Dieter Kurtenbach's place

My mind works non-stop. Constantly working on numerous tracks, it isn't an issue of a short attention span, rather one of challenge and interest.

As I have developed as an adult, the problem has developed as well. It reached a crescendo in the spring of 2009. Amongst five writing jobs, extra curricular activities, a serious girlfriend and school, it crossed my head fleetingly, like most of my other ideas — you should be better at golf.

And so the addiction started. I poured cash and time into golf, because, unlike anything before, it was a challenge that required my full attention at all times. Disrespect the game, and you'll feel the wrath.

It was said that golf is a game that is played on a six inch course, the course between your ears. That's entirely factual.

I moved to an apartment that overlooks the ninth hole of a golf course this summer. The ninth hole is my place.

It seems ironic, but there is a zen-like quality to hole No.9. Despite being, literally, right next to an interstate highway, the noise of the cars and trucks disappears as you tee up the ball.

The hole is 511 yards, a par-5. The challenge of the hole isn't it's length, it's the challenge of how you play the hole.
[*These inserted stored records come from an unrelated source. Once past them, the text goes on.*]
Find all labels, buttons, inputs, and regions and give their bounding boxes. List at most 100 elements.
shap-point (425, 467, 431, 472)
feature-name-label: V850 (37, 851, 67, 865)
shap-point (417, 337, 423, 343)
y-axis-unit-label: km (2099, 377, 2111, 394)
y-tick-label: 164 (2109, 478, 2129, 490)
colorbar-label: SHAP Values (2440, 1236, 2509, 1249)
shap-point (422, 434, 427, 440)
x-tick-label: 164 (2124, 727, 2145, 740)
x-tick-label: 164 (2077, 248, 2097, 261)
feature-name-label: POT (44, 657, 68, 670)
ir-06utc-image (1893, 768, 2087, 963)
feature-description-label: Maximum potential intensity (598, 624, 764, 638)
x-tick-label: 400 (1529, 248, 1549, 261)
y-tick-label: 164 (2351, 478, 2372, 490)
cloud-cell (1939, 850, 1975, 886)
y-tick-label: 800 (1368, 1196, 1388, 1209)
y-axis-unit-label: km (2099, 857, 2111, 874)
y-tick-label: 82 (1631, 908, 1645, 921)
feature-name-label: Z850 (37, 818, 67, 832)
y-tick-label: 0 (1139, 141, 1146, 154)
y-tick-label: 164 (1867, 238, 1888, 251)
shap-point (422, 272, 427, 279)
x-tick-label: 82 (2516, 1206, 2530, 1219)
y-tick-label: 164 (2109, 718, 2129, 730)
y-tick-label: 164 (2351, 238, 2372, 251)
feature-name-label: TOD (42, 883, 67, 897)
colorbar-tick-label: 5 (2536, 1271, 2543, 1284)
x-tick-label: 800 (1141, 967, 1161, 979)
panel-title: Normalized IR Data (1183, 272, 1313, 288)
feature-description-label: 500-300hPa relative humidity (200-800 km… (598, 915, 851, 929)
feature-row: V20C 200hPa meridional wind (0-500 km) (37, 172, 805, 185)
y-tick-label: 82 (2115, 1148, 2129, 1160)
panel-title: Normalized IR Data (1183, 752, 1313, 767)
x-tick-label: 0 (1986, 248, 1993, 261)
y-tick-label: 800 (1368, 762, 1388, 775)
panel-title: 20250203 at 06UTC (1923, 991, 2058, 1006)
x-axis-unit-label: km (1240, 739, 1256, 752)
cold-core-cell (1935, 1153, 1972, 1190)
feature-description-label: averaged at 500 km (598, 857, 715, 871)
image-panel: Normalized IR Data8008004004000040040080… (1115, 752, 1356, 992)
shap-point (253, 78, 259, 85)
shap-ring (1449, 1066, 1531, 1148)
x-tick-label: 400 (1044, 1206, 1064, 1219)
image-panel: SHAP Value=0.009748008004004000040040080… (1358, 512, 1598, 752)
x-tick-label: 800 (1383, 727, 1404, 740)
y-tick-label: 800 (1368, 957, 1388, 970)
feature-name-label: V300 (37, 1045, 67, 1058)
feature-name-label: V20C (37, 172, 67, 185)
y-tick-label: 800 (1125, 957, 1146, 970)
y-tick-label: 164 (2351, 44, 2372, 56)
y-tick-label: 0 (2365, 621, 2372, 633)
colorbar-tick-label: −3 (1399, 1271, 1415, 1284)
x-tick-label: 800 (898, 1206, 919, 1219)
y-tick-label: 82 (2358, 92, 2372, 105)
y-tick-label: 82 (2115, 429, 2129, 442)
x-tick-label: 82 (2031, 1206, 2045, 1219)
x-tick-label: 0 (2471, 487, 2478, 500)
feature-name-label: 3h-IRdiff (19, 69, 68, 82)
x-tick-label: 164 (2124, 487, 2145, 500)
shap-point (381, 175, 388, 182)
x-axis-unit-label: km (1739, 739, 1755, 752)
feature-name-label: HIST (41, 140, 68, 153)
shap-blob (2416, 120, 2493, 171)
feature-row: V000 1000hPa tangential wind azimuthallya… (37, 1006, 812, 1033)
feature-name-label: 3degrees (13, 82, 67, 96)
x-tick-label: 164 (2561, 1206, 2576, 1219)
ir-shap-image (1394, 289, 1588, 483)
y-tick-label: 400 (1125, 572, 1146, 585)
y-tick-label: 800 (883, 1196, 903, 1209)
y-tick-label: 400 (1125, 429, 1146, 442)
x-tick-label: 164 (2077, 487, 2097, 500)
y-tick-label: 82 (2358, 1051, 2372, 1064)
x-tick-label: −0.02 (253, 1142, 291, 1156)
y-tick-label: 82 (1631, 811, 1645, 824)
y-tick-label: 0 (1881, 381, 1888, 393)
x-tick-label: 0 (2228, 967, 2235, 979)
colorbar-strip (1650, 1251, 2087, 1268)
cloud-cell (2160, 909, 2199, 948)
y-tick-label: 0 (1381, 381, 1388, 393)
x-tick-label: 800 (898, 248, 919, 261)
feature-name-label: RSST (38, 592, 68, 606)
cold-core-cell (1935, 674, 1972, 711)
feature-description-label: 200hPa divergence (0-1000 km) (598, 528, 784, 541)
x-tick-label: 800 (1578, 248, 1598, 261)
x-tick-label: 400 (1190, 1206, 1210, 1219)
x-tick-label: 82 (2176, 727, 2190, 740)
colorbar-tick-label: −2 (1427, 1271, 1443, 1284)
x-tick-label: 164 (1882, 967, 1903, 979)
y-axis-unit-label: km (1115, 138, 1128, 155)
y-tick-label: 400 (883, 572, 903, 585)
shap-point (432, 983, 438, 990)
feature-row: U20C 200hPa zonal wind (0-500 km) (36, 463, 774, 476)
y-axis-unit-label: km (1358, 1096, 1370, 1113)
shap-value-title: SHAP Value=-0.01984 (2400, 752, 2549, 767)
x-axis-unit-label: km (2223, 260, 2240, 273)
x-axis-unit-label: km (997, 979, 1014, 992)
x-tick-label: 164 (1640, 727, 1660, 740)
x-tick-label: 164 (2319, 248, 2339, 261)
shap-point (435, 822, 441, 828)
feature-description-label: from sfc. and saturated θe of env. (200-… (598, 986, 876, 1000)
A dogleg right, towering trees blind you from the fairway. The trees are daunting, but they are taunt you to hit over them, giving you an easy second shot to the green and a eagle opportunity. The alternative is to play conservatively, and play an easy shot straight ahead, breaking up the hole and giving you an easy two shot play to the green.
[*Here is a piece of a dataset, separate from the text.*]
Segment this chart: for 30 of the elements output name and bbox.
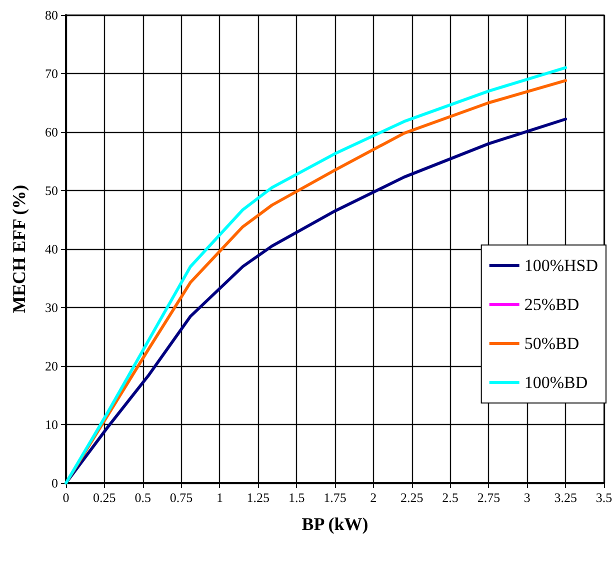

Standing on the tee box, a stream runs to your left. Beavers have built a dam 20 feet away from the tee box and sometimes they run right past you in to grab twigs and branches of trees broken from errant tee shots hooked into the thick forest that runs along the stream.

When it's a perfect day, I'll hit two balls on No.9, I'll play the aggressive shot first — a bellwether of my day. If I hit my drive just right, the ball will go straight up in the air, slice a bit to the right and finally descend from the clouds 125 yards away from the green. I've only hit the shot perfectly three times. Every time I have failed, the simple lifestyle of the beaver feels more and more attractive. But when I hit the ball just right, I feel like I can conquer the world. Hell, I conquered a golf ball and a challenging hole, how hard can everything else be?

I have downplayed the conservative shot. It is, in-fact treacherous in it's own way. You might be staring at a field of unabated green in front of you, but that green is undulated by hills and flanked by equally hilly sand.

The rough grass does it's name proud. In the summer, when temperatures soar to 100 degrees, the rough remains thick and green while the earth beneath it dies and dries up as hard as a frying pan. When it rains, the grass remains the same vivid green, as the frying pan earth changes it's consistency to that of a runny egg. The deception is sometimes enough to take five strokes away from you, making the conservative route a pain and the aggressive route, if unsuccessful, a nightmare.

When you approach your shot, you see the green for the first time. The very same creek that runs past the tee box loops back around and creates a moat suited for a king green. The fairway narrows, and so does your focus. As you stare at the green from a distance, the fact that it is elevated stands out. The goal is to get yourself, materialized in a small ball, to the green, which is guarded, but ironically accessible.

Gut check time. Your conservative tee shot gives you 225 yards to the green. Hit the ball straight and nothing can stop you from reaching the green easily. Do you bust out the long iron and go for the green, or take an easy shot, setting up a routine play. Every day we face this question, go for the goal quickly or be patient and calculated. Only on the golf course is the decision made so easily and quickly.

But some days, you don't have the luxury of taking the big risk or going for the easy shot. Some days your conservative shot goes in the sand, and most days trying to go over the trees results in you being with the trees — a hundred pinball bumpers hoping to rename your ball Rick O'Shea. The smart decision would be to putt the ball out of the narrow woods and to the fairway. But, like in life, the aggressive play that fails usually illicit more aggressive play. Only experience can tell you to take the smart play. Experience and a welt from a deflected golfball.

If you think the rough is bad, you don't know the sand. With any normal set of sand traps, you can adjust yourself and make a respectable shot. Not here. No, here you are standing nearly a foot above your ball, making anything other than a 10-foot "get out of here shot" nearly impossible. The sand trap forces you to admit defeat and play for another hole.

Eventually, the ball ends up on the green. Some routes take longer than others. Some routes are more frustrating than others. Each journey unique in its challenges, even if the end result is the same.

The aggressive play, sometimes rewarded with jubilation and a conquering mentality, but more often distain and defeat, or the conservative play, which gets the result without the adventure.

I play both on the good days. It's too nice not to. But when I have one hole to play and one ball left in the bag, I go for the aggressive play. I want the story, the adventure of grand success or excellent defeat. It's a telling story of my life that I needed my place told me.